Fleurie - Black Sand Vertigo.

İnce, uzun parmakları saç tellerimin arasından sıyrılırken "Saçların oldukça uzamış." diye mırıldandı. "Keselim ister misin?" Ona sırtımı dönmüş, başımı kolumun üstüne koymuş öylece karşıdaki duvarı izliyordum. Canımın ne kadar yandığını görebiliyordum ve biliyordum ki, düşünmemi istemiyordu. Düşünmeyi ben de istemiyordum fakat elimde değildi. Neyi yanlış yapıyordum? Nerede hata yapıyordum? Neden yanılıyordum? Neden sürekli düşüyordum, düşmek zorunda bırakılıyordum?

"Saçlarım kısa olsa da sever misin böyle güzel?" Titrek nefeslerimin arasından konuştuğumda omzuma küçük bir buse kondurdu. "Severim," diye fısıldadı. "Seni çok güzel severim. Bu sefer düşmene izin vermeyecek kadar güzel."

Hafifçe gülümsedim. O görmüyordu fakat gözlerimden yaşlar akıyordu. Fakat o, biliyordu. Gözlerimden acı süzülüyordu.

"Keselim o zaman," diye fısıldadım. Anlık gelen bir kararla uzandığım yataktan doğruldum ve elimin tersiyle ıslak göz altlarımı gelişigüzel sildim. Ona doğru döndüğümde uzamış siyah parlak saçları, beyaz yastıkta gökyüzüne sinen ay gibi parıldıyordu. Saçları gerçekten çok uzamıştı. 

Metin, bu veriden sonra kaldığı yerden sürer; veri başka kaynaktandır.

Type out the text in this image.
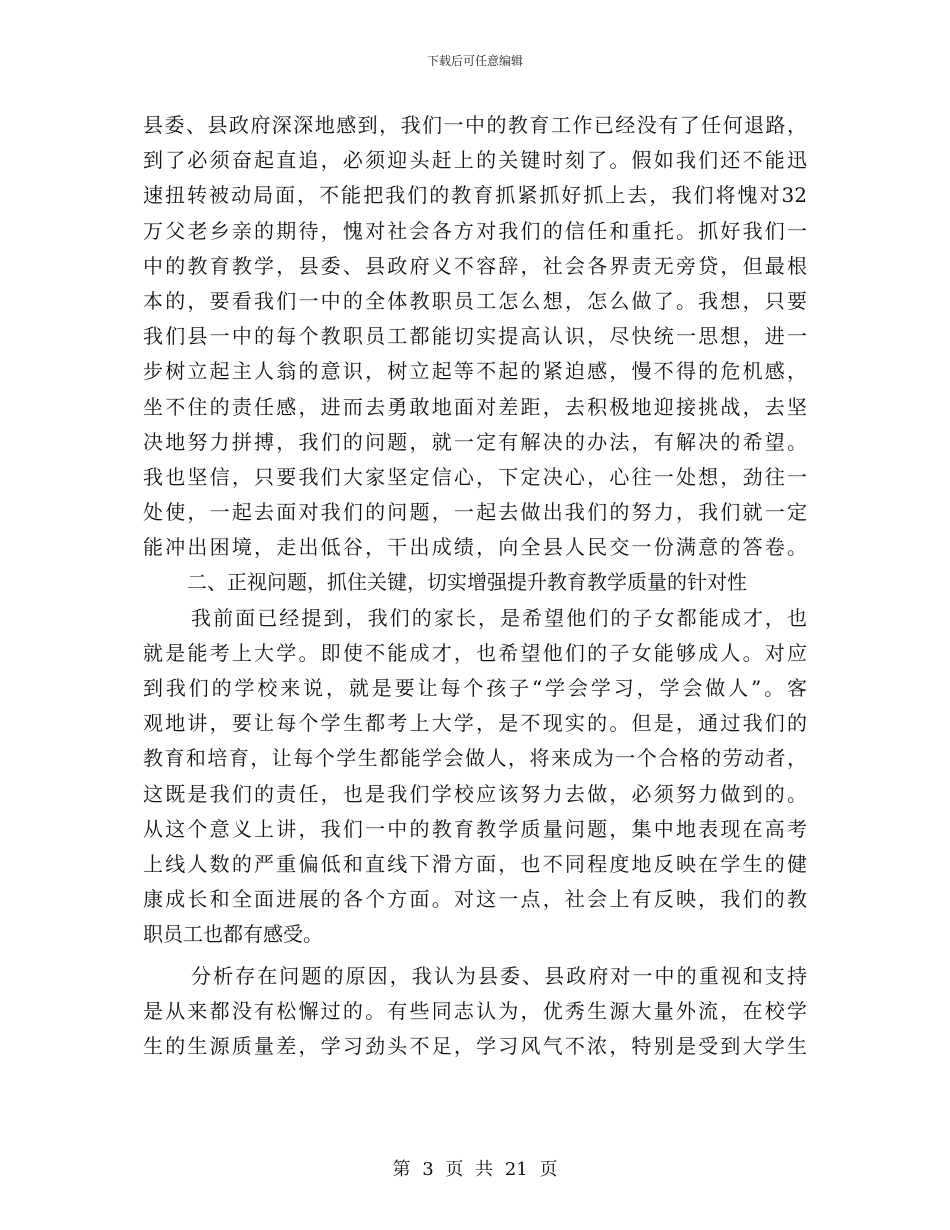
下载后可任意编辑
县委、县政府深深地感到，我们一中的教育工作已经没有了任何退路，
到了必须奋起直追，必须迎头赶上的关键时刻了。假如我们还不能迅
速扭转被动局面，不能把我们的教育抓紧抓好抓上去，我们将愧对32
万父老乡亲的期待，愧对社会各方对我们的信任和重托。抓好我们一
中的教育教学，县委、县政府义不容辞，社会各界责无旁贷，但最根
本的，要看我们一中的全体教职员工怎么想，怎么做了。我想，只要
我们县一中的每个教职员工都能切实提高认识，尽快统一思想，进一
步树立起主人翁的意识，树立起等不起的紧迫感，慢不得的危机感，
坐不住的责任感，进而去勇敢地面对差距，去积极地迎接挑战，去坚
决地努力拼搏，我们的问题，就一定有解决的办法，有解决的希望。
我也坚信，只要我们大家坚定信心，下定决心，心往一处想，劲往一
处使，一起去面对我们的问题，一起去做出我们的努力，我们就一定
能冲出困境，走出低谷，干出成绩，向全县人民交一份满意的答卷。
二、正视问题，抓住关键，切实增强提升教育教学质量的针对性
我前面已经提到，我们的家长，是希望他们的子女都能成才，也
就是能考上大学。即使不能成才，也希望他们的子女能够成人。对应
到我们的学校来说，就是要让每个孩子“学会学习，学会做人”。客
观地讲，要让每个学生都考上大学，是不现实的。但是，通过我们的
教育和培育，让每个学生都能学会做人，将来成为一个合格的劳动者，
这既是我们的责任，也是我们学校应该努力去做，必须努力做到的。
从这个意义上讲，我们一中的教育教学质量问题，集中地表现在高考
上线人数的严重偏低和直线下滑方面，也不同程度地反映在学生的健
康成长和全面进展的各个方面。对这一点，社会上有反映，我们的教
职员工也都有感受。
分析存在问题的原因，我认为县委、县政府对一中的重视和支持
是从来都没有松懈过的。有些同志认为，优秀生源大量外流，在校学
生的生源质量差，学习劲头不足，学习风气不浓，特别是受到大学生
第 3 页 共 21 页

"Seninkinin boyuna yakın keselim." dedim. Dalgalı saçları çenesinin altına kadar geliyordu.

Jungkook bana göz kırptı ve yataktan doğrularak ilerideki masaya ilerledi. Masanın çekmecesinden gümüş makası çıkardı, çekmeceyi kapattıktan sonra "Hadi kalk." dedi.

Çıplak ayaklarım soğuk zeminle temas etti. Bir kuğu gibi süzülerek yanına vardım. "Çok iddialısın, düzgün saç kesmeyi biliyor musun?"

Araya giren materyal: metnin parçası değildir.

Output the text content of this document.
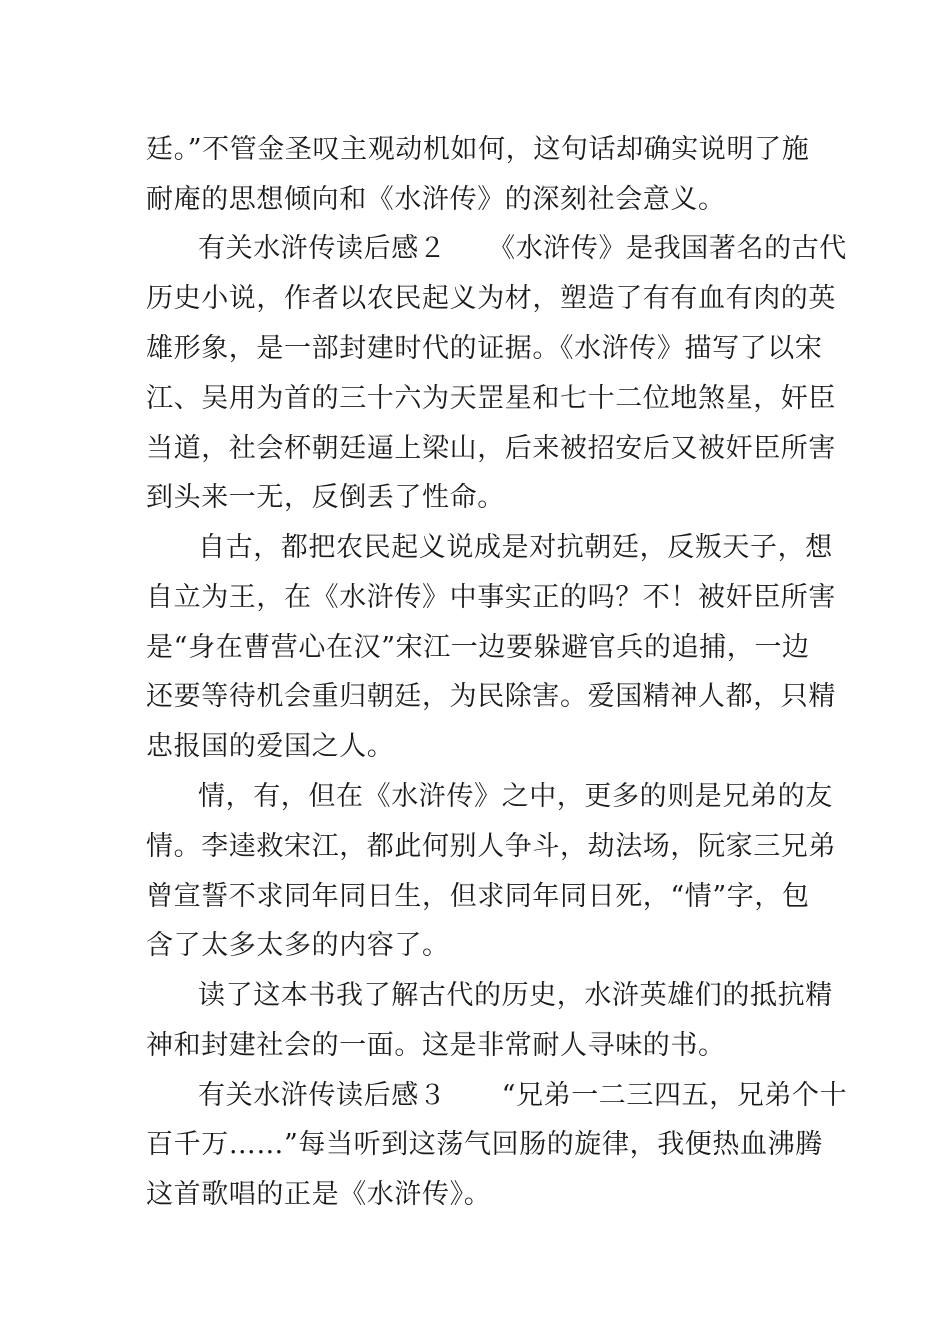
廷。”不管金圣叹主观动机如何，这句话却确实说明了施
耐庵的思想倾向和《水浒传》的深刻社会意义。
有关水浒传读后感２　　《水浒传》是我国著名的古代
历史小说，作者以农民起义为材，塑造了有有血有肉的英
雄形象，是一部封建时代的证据。《水浒传》描写了以宋
江、吴用为首的三十六为天罡星和七十二位地煞星，奸臣
当道，社会杯朝廷逼上梁山，后来被招安后又被奸臣所害
到头来一无，反倒丢了性命。
自古，都把农民起义说成是对抗朝廷，反叛天子，想
自立为王，在《水浒传》中事实正的吗？不！被奸臣所害
是“身在曹营心在汉”宋江一边要躲避官兵的追捕，一边
还要等待机会重归朝廷，为民除害。爱国精神人都，只精
忠报国的爱国之人。
情，有，但在《水浒传》之中，更多的则是兄弟的友
情。李逵救宋江，都此何别人争斗，劫法场，阮家三兄弟
曾宣誓不求同年同日生，但求同年同日死，“情”字，包
含了太多太多的内容了。
读了这本书我了解古代的历史，水浒英雄们的抵抗精
神和封建社会的一面。这是非常耐人寻味的书。
有关水浒传读后感３　　“兄弟一二三四五，兄弟个十
百千万……”每当听到这荡气回肠的旋律，我便热血沸腾
这首歌唱的正是《水浒传》。
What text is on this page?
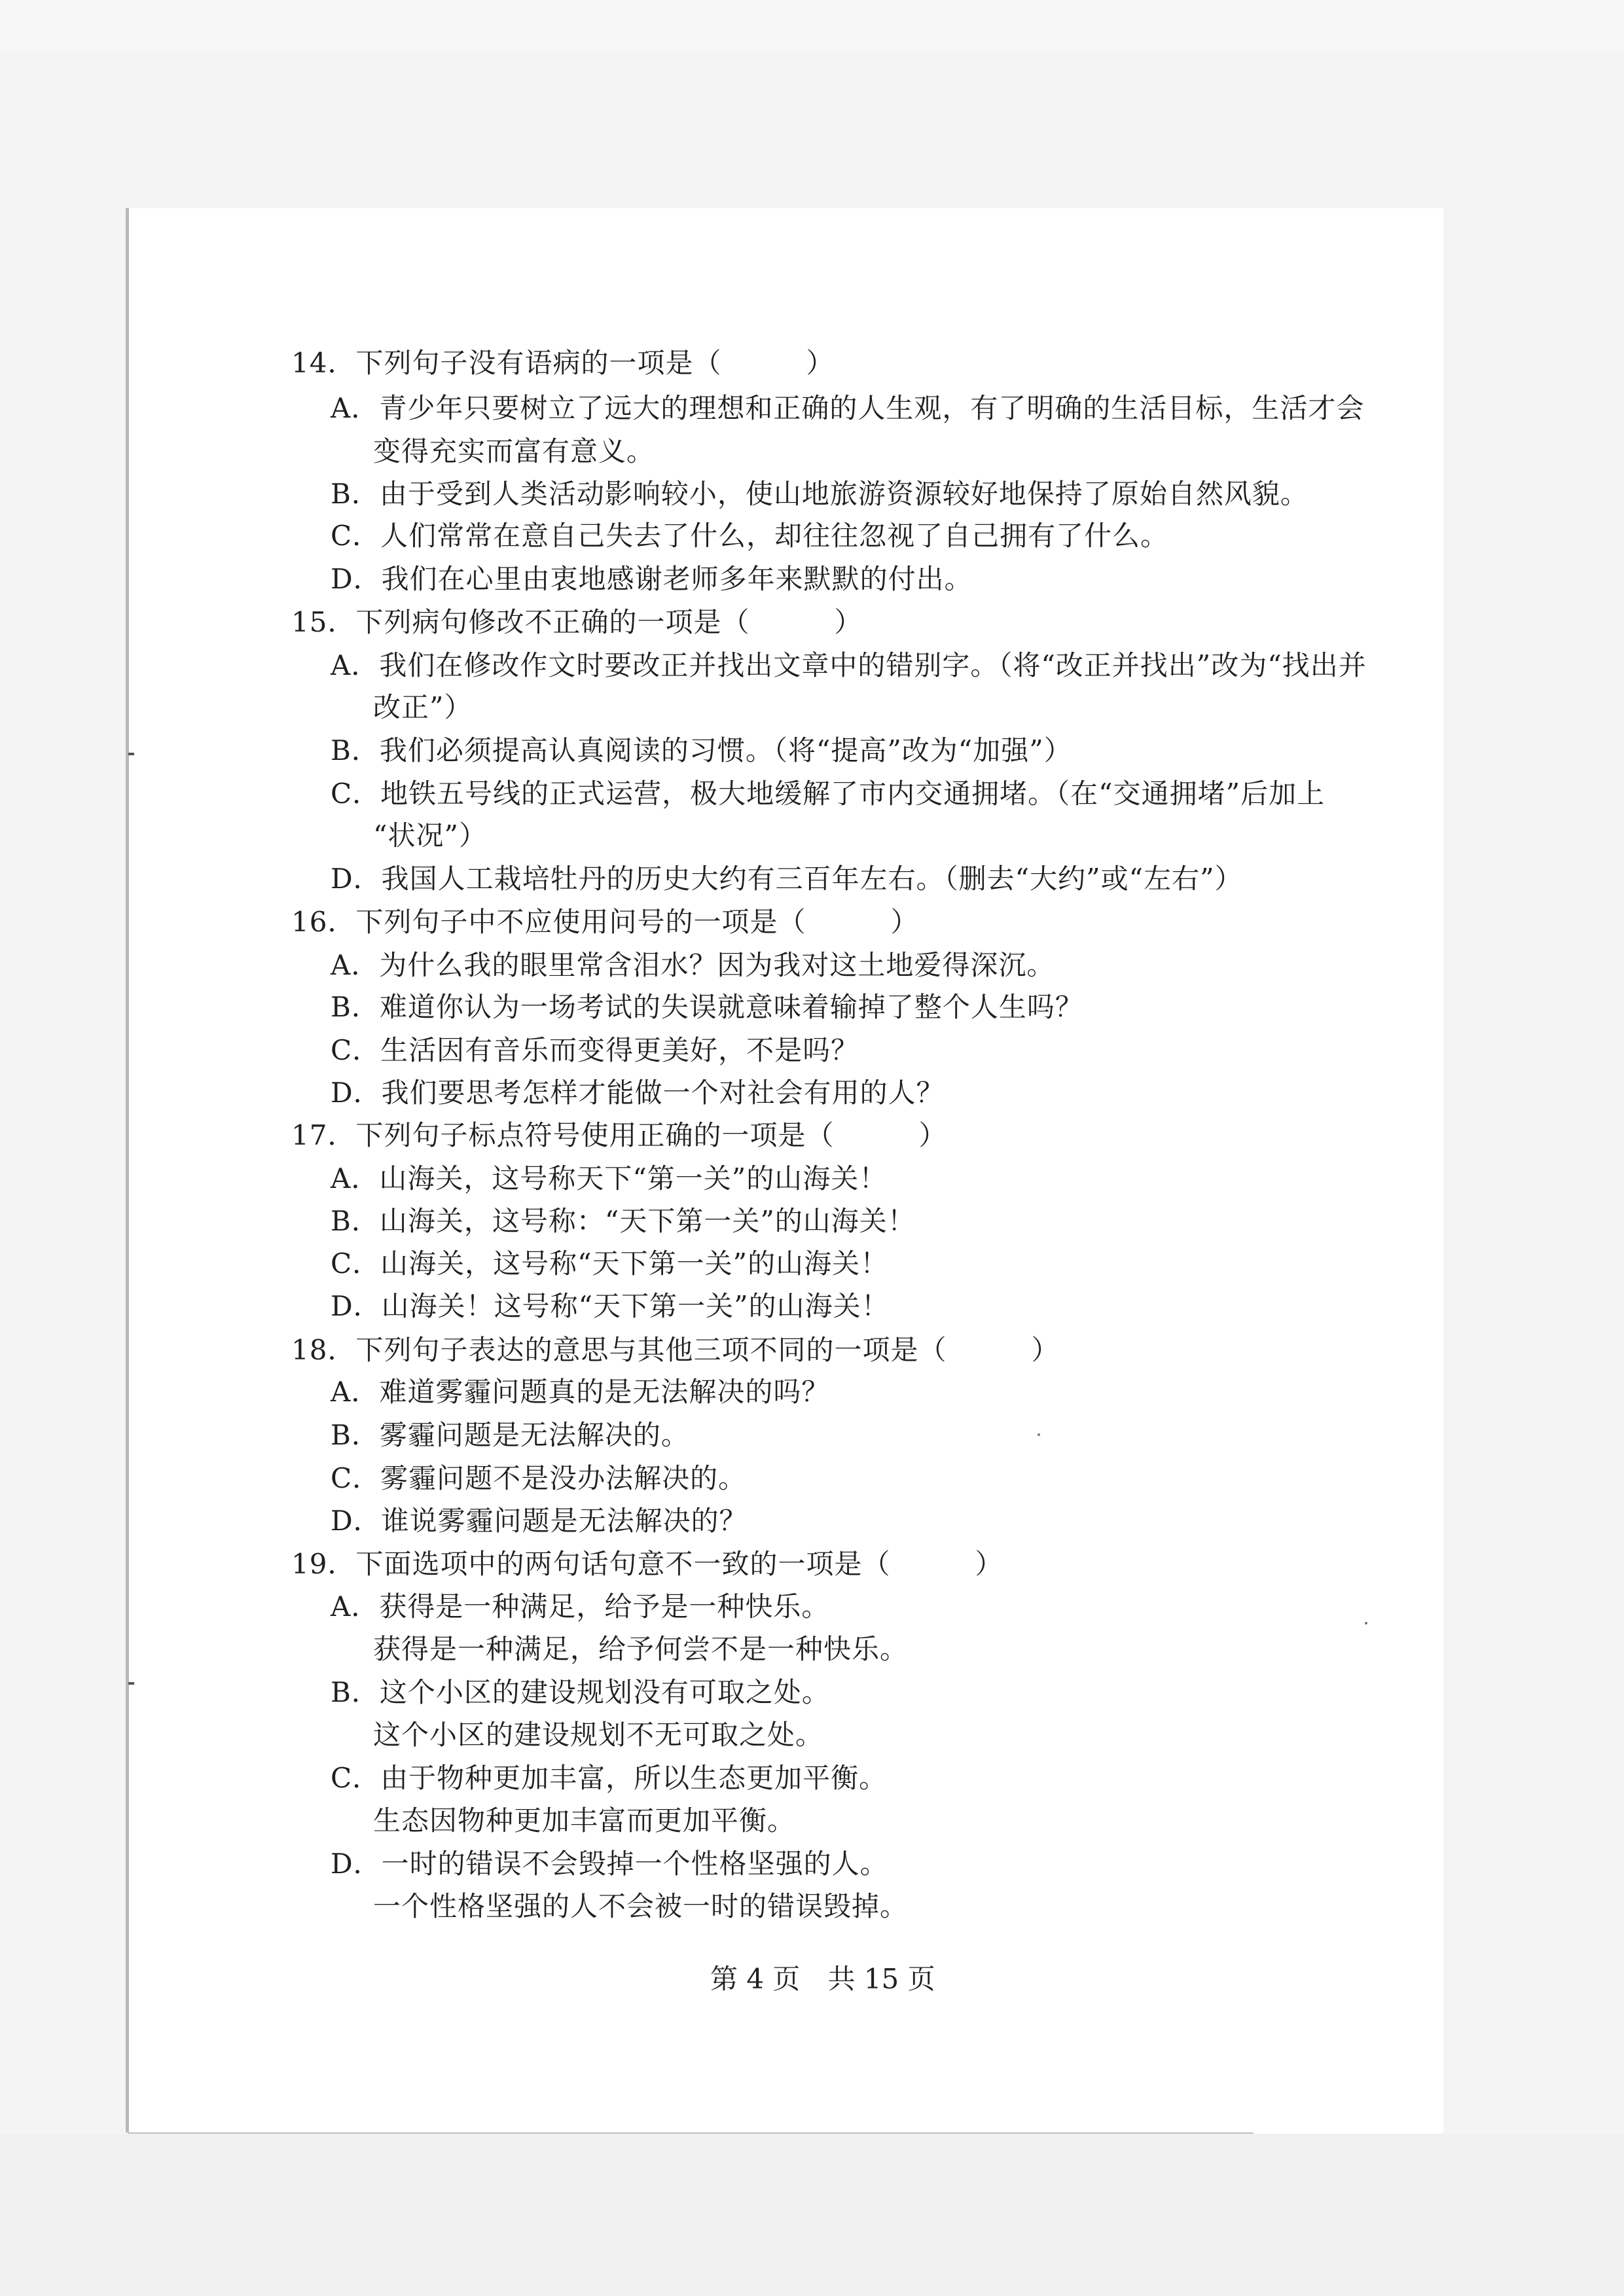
14．下列句子没有语病的一项是（　　　）
A．青少年只要树立了远大的理想和正确的人生观，有了明确的生活目标，生活才会
变得充实而富有意义。
B．由于受到人类活动影响较小，使山地旅游资源较好地保持了原始自然风貌。
C．人们常常在意自己失去了什么，却往往忽视了自己拥有了什么。
D．我们在心里由衷地感谢老师多年来默默的付出。
15．下列病句修改不正确的一项是（　　　）
A．我们在修改作文时要改正并找出文章中的错别字。（将“改正并找出”改为“找出并
改正”）
B．我们必须提高认真阅读的习惯。（将“提高”改为“加强”）
C．地铁五号线的正式运营，极大地缓解了市内交通拥堵。（在“交通拥堵”后加上
“状况”）
D．我国人工栽培牡丹的历史大约有三百年左右。（删去“大约”或“左右”）
16．下列句子中不应使用问号的一项是（　　　）
A．为什么我的眼里常含泪水？因为我对这土地爱得深沉。
B．难道你认为一场考试的失误就意味着输掉了整个人生吗？
C．生活因有音乐而变得更美好，不是吗？
D．我们要思考怎样才能做一个对社会有用的人？
17．下列句子标点符号使用正确的一项是（　　　）
A．山海关，这号称天下“第一关”的山海关！
B．山海关，这号称：“天下第一关”的山海关！
C．山海关，这号称“天下第一关”的山海关！
D．山海关！这号称“天下第一关”的山海关！
18．下列句子表达的意思与其他三项不同的一项是（　　　）
A．难道雾霾问题真的是无法解决的吗？
B．雾霾问题是无法解决的。
C．雾霾问题不是没办法解决的。
D．谁说雾霾问题是无法解决的？
19．下面选项中的两句话句意不一致的一项是（　　　）
A．获得是一种满足，给予是一种快乐。
获得是一种满足，给予何尝不是一种快乐。
B．这个小区的建设规划没有可取之处。
这个小区的建设规划不无可取之处。
C．由于物种更加丰富，所以生态更加平衡。
生态因物种更加丰富而更加平衡。
D．一时的错误不会毁掉一个性格坚强的人。
一个性格坚强的人不会被一时的错误毁掉。
第 4 页 共 15 页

Jungkook omuzlarını indirip kaldırdı. "Daha önce kendi saçımı bile kesmedim ancak her şeyde iyiyim, eminim düzgünce bir saçı da keserim."

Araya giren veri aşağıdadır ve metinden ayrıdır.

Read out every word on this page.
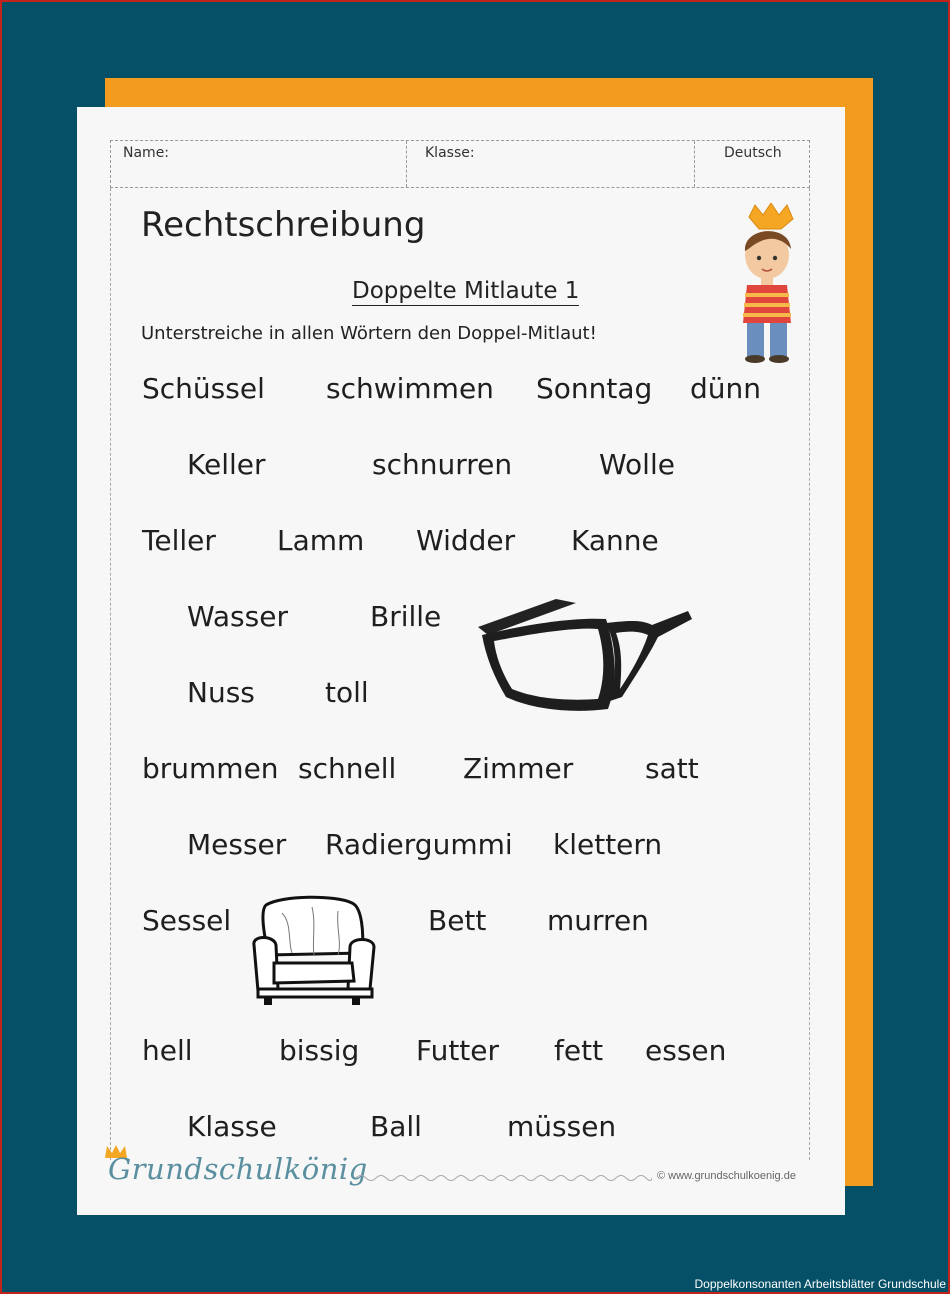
Name:	Klasse:	Deutsch
Rechtschreibung
Doppelte Mitlaute 1
Unterstreiche in allen Wörtern den Doppel-Mitlaut!
Schüssel schwimmen Sonntag dünn
Keller	schnurren	Wolle
Teller Lamm Widder Kanne
Wasser	Brille
Nuss	toll
brummen schnell Zimmer	satt
Messer Radiergummi klettern
Sessel	Bett murren
hell	bissig Futter fett essen
Klasse	Ball	müssen
Grundschulkönig	© www.grundschulkoenig.de
Doppelkonsonanten Arbeitsblätter Grundschule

"Saçlarımı yamuk kesersen olacakları bilmiyorsun tabii."

Jungkook gülümsedi ve beni omuzlarımdan tutup ilerideki sandalyeye oturttu. Saçlarımı sandalyenin gerisine attığımda "Endişelenme," dedi. "Sen her hâlinle oldukça güzelsin."

Ben, onun gibi düşünmüyordum fakat sessiz kaldım ve oturduğum sandalyede sabit durmaya çalıştım. Ay ışığının ve mumların aydınlattığı odada, Jungkook kızıl saç tutamlarıma ilk makas darbesi indirdi. İlk darbeden sonra devamı geldi. Ağırlığını hissettiğim gür saç tutamları soğuk zeminle buluştuğunda Jungkook'un ustaca çalıştığını hissediyordum. Saç tellerimi kesmeden önce hafifçe seviyordu.

Saçlarımın omuzlarıma değdiğini hissettiğimde irkildim. Jungkook, "Yamukluk yok." dedi. "Sana her şeyde iyi olduğumu söylemiştim."

"Gerçekten," diye fısıldadım. "Her şeyde iyisin. Nasıl yapıyorsun bunu?" Nasıl hayatındaki herkese verdiğin güvenin karşılığını alabiliyorsun?

"Rosie," diye fısıldadı. Dilimin ucuna geldiğinde evirip çevirdiğim kelimelerin arkasındaki anlamı biliyordu. Hissettiğim üzüntüyü göstermemek için saçlarımı kestiğimi, kafamı dağıtmak için yaptığımı biliyordu. Ve o, yine biliyordu. Artık solup gidiyordum. Dudaklarını birkaç kez aralayıp kapattı. "Saçlarını görmek ister misin?"

"İsterim." diye fısıldadığımda Jungkook az önce makas aldığı çekmeceye küçük el aynası almak için gitti. Aynayı bana uzattığında gördüğüm görüntü yabancıydı.